自社の掲載数の増減だけを見ていても、業界の盛り上がりなどの外部環境により評価が難しいものです。競合企業の掲載数等を見ていくことで、業界全体の状況に対してのメディア露出を測ることができます。

難易度【中】 アウトカム計測

●ソーシャルリスニング
主にTwitterを対象にして、自社名、自社プロダクトについての投稿を収集し、ポジティブ/ネガティブの評価を行います。もちろんポジネガ以外のインサイトを得ることにも有効です。
理想としては、すべての投稿を取得し、ポジネガ判定を行って定量指標に落とし込むたいものです。それが難しい場合でもSlackの特定のチャンネルと連携して通知するなどフロー型でも計測していくことは最低限行いましょう。

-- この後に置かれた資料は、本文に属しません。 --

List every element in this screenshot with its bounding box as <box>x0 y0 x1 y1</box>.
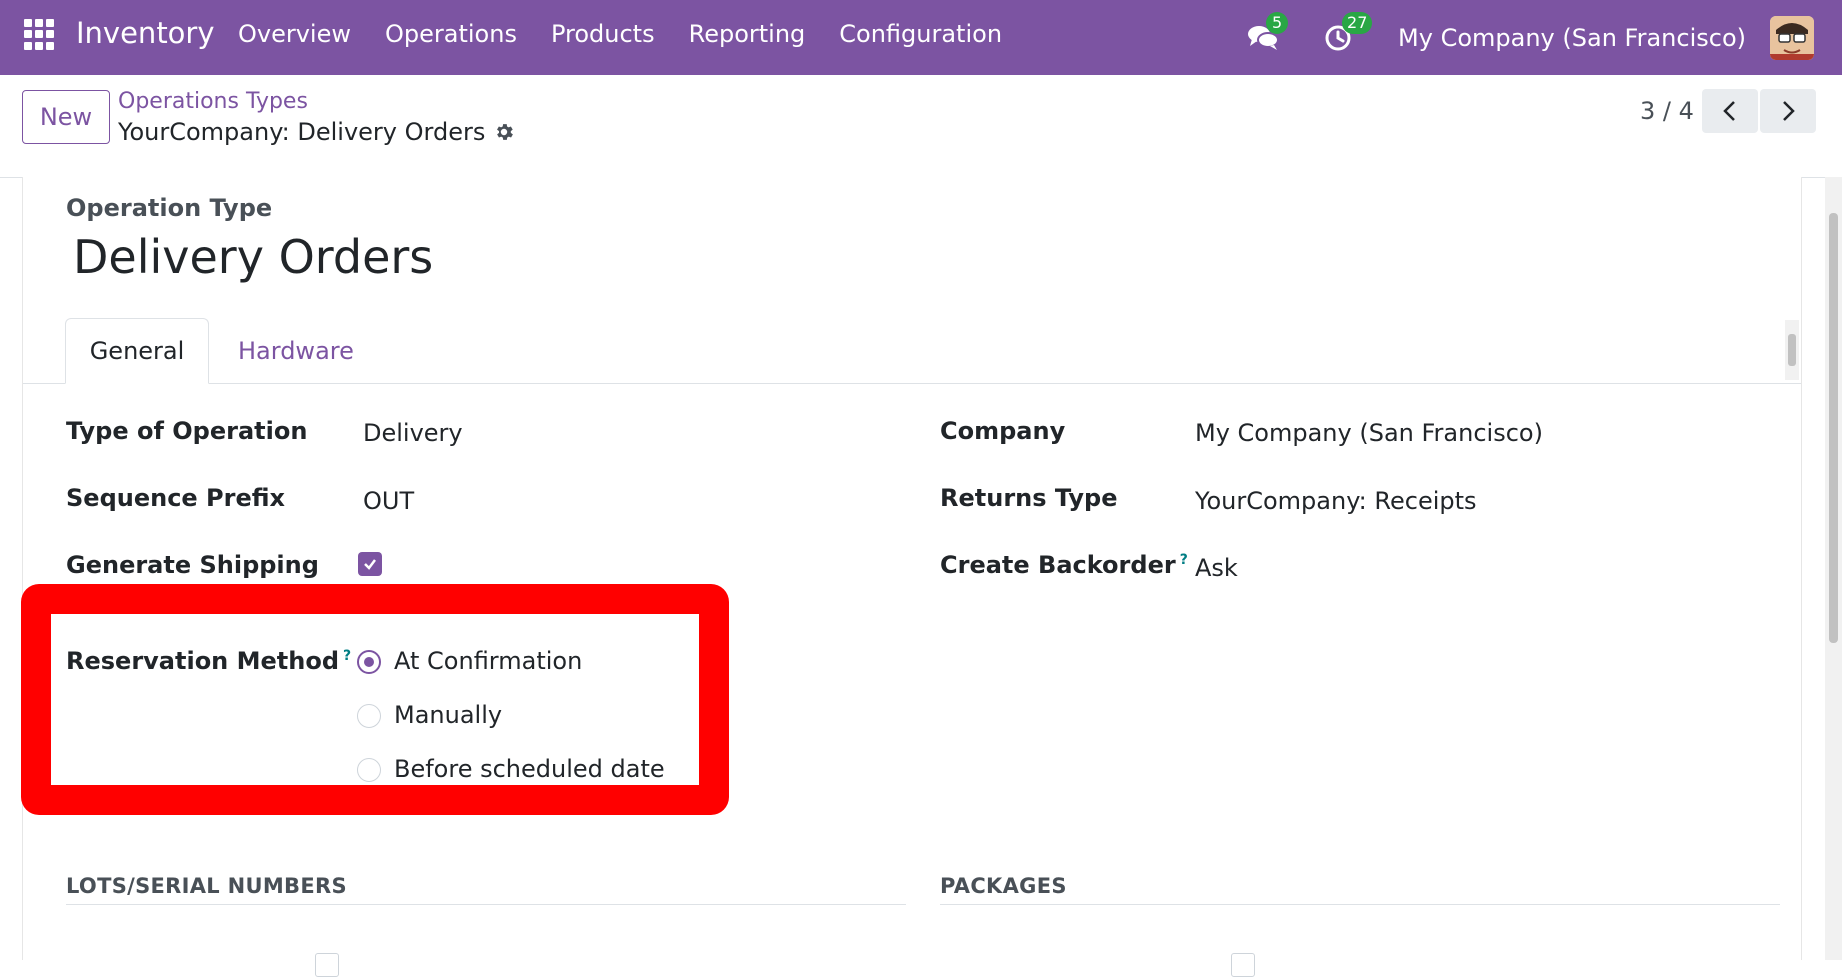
generate-shipping-label: Generate Shipping <box>66 551 319 579</box>
form-sheet: Operation Type Delivery Orders General H… <box>21 177 1802 977</box>
chevron-right-icon <box>1783 101 1795 121</box>
section-rule-packages <box>940 904 1780 905</box>
reservation-method-label: Reservation Method? <box>66 647 351 675</box>
menu-products[interactable]: Products <box>551 20 655 48</box>
section-packages: PACKAGES <box>940 874 1067 898</box>
app-name[interactable]: Inventory <box>76 16 215 50</box>
check-icon <box>364 559 376 570</box>
help-icon[interactable]: ? <box>1180 552 1188 568</box>
tab-scrollbar[interactable] <box>1785 320 1799 380</box>
breadcrumb-current: YourCompany: Delivery Orders <box>118 118 515 146</box>
tab-hardware[interactable]: Hardware <box>238 337 354 365</box>
create-backorder-field[interactable]: Ask <box>1195 554 1238 582</box>
main-menu: Overview Operations Products Reporting C… <box>238 20 1002 48</box>
breadcrumb-parent[interactable]: Operations Types <box>118 89 308 114</box>
radio-before-scheduled-date[interactable] <box>357 758 381 782</box>
form-kicker: Operation Type <box>66 194 273 222</box>
new-button[interactable]: New <box>22 90 110 144</box>
top-navbar: Inventory Overview Operations Products R… <box>0 0 1842 75</box>
radio-at-confirmation[interactable] <box>357 650 381 674</box>
company-label: Company <box>940 417 1066 445</box>
radio-label-at-confirmation[interactable]: At Confirmation <box>394 647 582 675</box>
returns-type-field[interactable]: YourCompany: Receipts <box>1195 487 1477 515</box>
company-field[interactable]: My Company (San Francisco) <box>1195 419 1543 447</box>
menu-operations[interactable]: Operations <box>385 20 517 48</box>
sequence-prefix-label: Sequence Prefix <box>66 484 286 512</box>
page-scrollbar-thumb[interactable] <box>1829 213 1838 643</box>
user-avatar[interactable] <box>1770 15 1814 60</box>
avatar-icon <box>1770 15 1814 60</box>
control-panel: New Operations Types YourCompany: Delive… <box>0 75 1842 178</box>
app-grid-icon[interactable] <box>24 19 55 50</box>
sequence-prefix-field[interactable]: OUT <box>363 487 414 515</box>
navbar-systray: 5 27 My Company (San Francisco) <box>1246 0 1814 75</box>
section-rule-lots <box>66 904 906 905</box>
radio-label-before-scheduled-date[interactable]: Before scheduled date <box>394 755 665 783</box>
page-title[interactable]: Delivery Orders <box>73 230 433 284</box>
type-of-operation-label: Type of Operation <box>66 417 308 445</box>
type-of-operation-field[interactable]: Delivery <box>363 419 463 447</box>
chevron-left-icon <box>1723 101 1735 121</box>
returns-type-label: Returns Type <box>940 484 1118 512</box>
activities-button[interactable]: 27 <box>1322 11 1373 56</box>
tab-scrollbar-thumb[interactable] <box>1788 334 1796 366</box>
create-backorder-label-text: Create Backorder <box>940 551 1176 579</box>
section-lots-serial-numbers: LOTS/SERIAL NUMBERS <box>66 874 347 898</box>
tab-general[interactable]: General <box>65 318 209 384</box>
breadcrumb-current-label: YourCompany: Delivery Orders <box>118 118 486 146</box>
tab-divider <box>23 383 1801 384</box>
packages-checkbox-partial[interactable] <box>1231 953 1255 977</box>
page-scrollbar[interactable] <box>1825 177 1842 960</box>
activities-badge: 27 <box>1342 11 1373 34</box>
radio-label-manually[interactable]: Manually <box>394 701 502 729</box>
messages-badge: 5 <box>1266 11 1289 34</box>
pager-value[interactable]: 3 / 4 <box>1640 97 1694 125</box>
create-backorder-label: Create Backorder? <box>940 551 1188 579</box>
lots-checkbox-partial[interactable] <box>315 953 339 977</box>
gear-icon[interactable] <box>493 121 515 143</box>
company-switcher[interactable]: My Company (San Francisco) <box>1398 24 1746 52</box>
messages-button[interactable]: 5 <box>1246 11 1289 56</box>
pager-next-button[interactable] <box>1760 89 1816 133</box>
menu-configuration[interactable]: Configuration <box>839 20 1002 48</box>
menu-reporting[interactable]: Reporting <box>689 20 806 48</box>
pager-previous-button[interactable] <box>1702 89 1758 133</box>
reservation-method-label-text: Reservation Method <box>66 647 340 675</box>
menu-overview[interactable]: Overview <box>238 20 351 48</box>
radio-manually[interactable] <box>357 704 381 728</box>
help-icon[interactable]: ? <box>343 648 351 664</box>
generate-shipping-checkbox[interactable] <box>358 552 382 576</box>
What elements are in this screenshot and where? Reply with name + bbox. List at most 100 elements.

※Webクリッピングツールと同じようにIFTTTで設定可能です。が、LAPRASは類似キーワードなどが多いため実施していません。

●サイト/LPのアクセス計測
自社サイトや特定のLPへのアクセス数を計測することで施策の反響を知ることができます。PV、UUだけでなく指名検索の数なども定点で見ていくと良いでしょう。
BIツールなどに連携して管理するのは難易度が高いですが、月に1度など定期的に情報を抜き出して広報・PR施策のタイミングと重ねてみることをおすすめします。

難易度【高】 アウトカム計測

●アンケート調査
Webアンケートやグループアンケートなど、アンケート調査を定期的に行うことによって自社・プロダクトに対しての態度変容を計測することができます。アンケートにはコストがかかり、また正しい手法で実施しないと誤った情報(それも説得力がある)を取得してしまうため、ベンチャー・スタートアップで実施している企業はあまり多くありません。

おわりに

効果測定は広報・PR担当者にとって永遠の課題です。
効果は定量で表れず、短期では生み出せないこともあるからです。
一方で、そういった背景から定量化から逃げてしまっているケースも多くあると感じています。出来うる限りの計測を行い、定量・定性ともにより事業貢献に近い指標で評価していきたいものです。

また、全体的にマーケティングPR向きの話が多くなりましたが、広報・PRの領域は多面的です。それでも同じような考え方で進めれば大きな間違いはないはずです。